Bert's Market Place: Ribs

Long a staple at Eastern Market, Bert’s Market Place is the quintessential outdoor experience. Ribs are cooked outside with the smoke wafting enticingly off the grill to one’s nose. Go for the ribs, stay for the live jazz.

Louisiana Creole Gumbo: Gumbo Supreme

Get the full New Orleans-style treatment at this local favorite. Established by Louisianans in the ‘70s, the restaurant uses a collection of family recipes to make its po’ boys, red beans and rice, and jambalaya. The gumbo is a particular treat, which comes in several versions including Supreme filled with Andouille sausage, chicken, and shrimp. Order carryout online from the Eastern Market (expected to close sometime in 2022) and Seven Mile locations, or head to Farmington Hills where the restaurant offers a little more seating.

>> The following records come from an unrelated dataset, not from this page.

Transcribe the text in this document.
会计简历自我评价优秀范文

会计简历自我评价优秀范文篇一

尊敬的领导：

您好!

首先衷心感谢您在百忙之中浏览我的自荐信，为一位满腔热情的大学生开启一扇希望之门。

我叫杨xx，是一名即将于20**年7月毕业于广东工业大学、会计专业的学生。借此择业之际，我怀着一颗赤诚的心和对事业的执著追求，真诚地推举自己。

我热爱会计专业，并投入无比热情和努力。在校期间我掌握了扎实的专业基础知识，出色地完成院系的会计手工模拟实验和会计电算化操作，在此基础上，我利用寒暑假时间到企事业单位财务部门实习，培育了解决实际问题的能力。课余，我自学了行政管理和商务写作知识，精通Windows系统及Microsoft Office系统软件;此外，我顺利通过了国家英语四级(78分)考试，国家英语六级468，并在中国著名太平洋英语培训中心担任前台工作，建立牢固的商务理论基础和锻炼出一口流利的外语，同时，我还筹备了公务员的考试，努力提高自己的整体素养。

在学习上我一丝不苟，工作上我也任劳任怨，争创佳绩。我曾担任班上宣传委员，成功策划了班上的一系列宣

Sister Pie: Salted Maple Pie

Beloved bakery Sister Pie in West Village serves up great pastries using Michigan ingredients. While the flavors rotate monthly and seasonally, the salted maple pie is a standard-bearer that tastes great any time of year — especially with a dab of whipped cream on top.

Food Exchange Restaurant: The Big Baby

Located on Harper Avenue in Detroit, this hole-in-the-wall restaurant is home to the Big Baby: a 12-ounce patty topped with corned beef, lettuce, tomato, onion, pickles, American and Swiss cheese, ketchup, mustard, and mayonnaise. It’s big enough to split it with a friend and is available for carryout or delivery. Place orders by phone or online.

An employee holds the Big Baby sliced in half at Food Exchange.
The Big Baby at Food Exchange.
Michelle and Chris Gerard

Cadieux Cafe: Mussels

This Flemish bar and feather bowling destination serves up Belgian beers with bowls of steaming hot mussels. Select from a choice of white wine and garlic, Cajun-style, or garlic-lemon butter and dill.